Hence, a new release!
RSS Feeds
You can use a feed reader, or RSS reader, and subscribe to the following content:
- a feed of my journal;
- a feed of my articles;
- a feed of my essays;
- a feed of my links;
- a feed of my library;
If you'd like to focus on a specific grouping of content, I also have:
- a feed of my garden, includes all posts in
/journal,/articles/,/essays, and eventually/books; - a feed of my soil, includes all posts in
/links, and/library, and at some point more. - a feed of my stream, including all the things published on my site.

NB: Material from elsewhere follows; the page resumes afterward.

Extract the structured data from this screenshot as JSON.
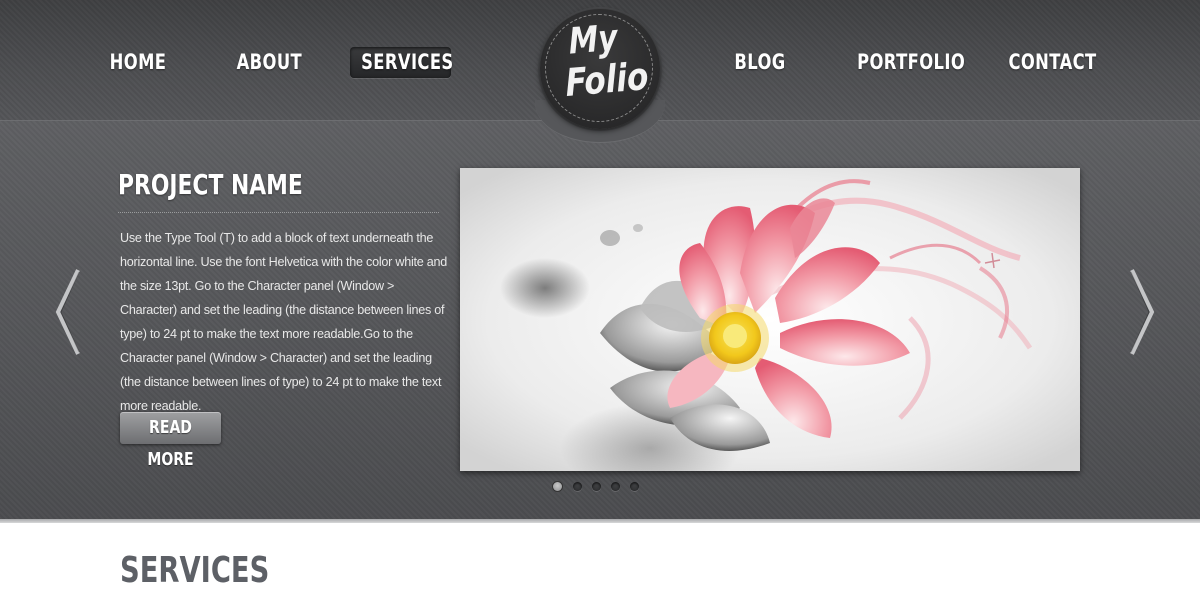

If you'd like to subscribe to content with specific tags, you can also construct your own feed like the following:
- for anything tagged tool, jonathanstephens.us/tags/tool/rss
- for anything tagged design, jonathanstephens.us/tags/design/rss.
JSON Feeds
I have JSON feeds available, for everything listed above:
- a feed of my journal;
- a feed of my articles;
- a feed of my essays;
- a feed of my links;
- a feed of my library;
- a feed of my garden;
- a feed of my soil;
- a feed of my stream.
How to use
There are two primary types of feeds around these days:
- RSS (really simple syndication), and
- JSON (javascript object notation).
You can access either type with the following URL changes:
/$page/rsswill get you to an RSS feed/$page/feedwill get you to a JSON feed.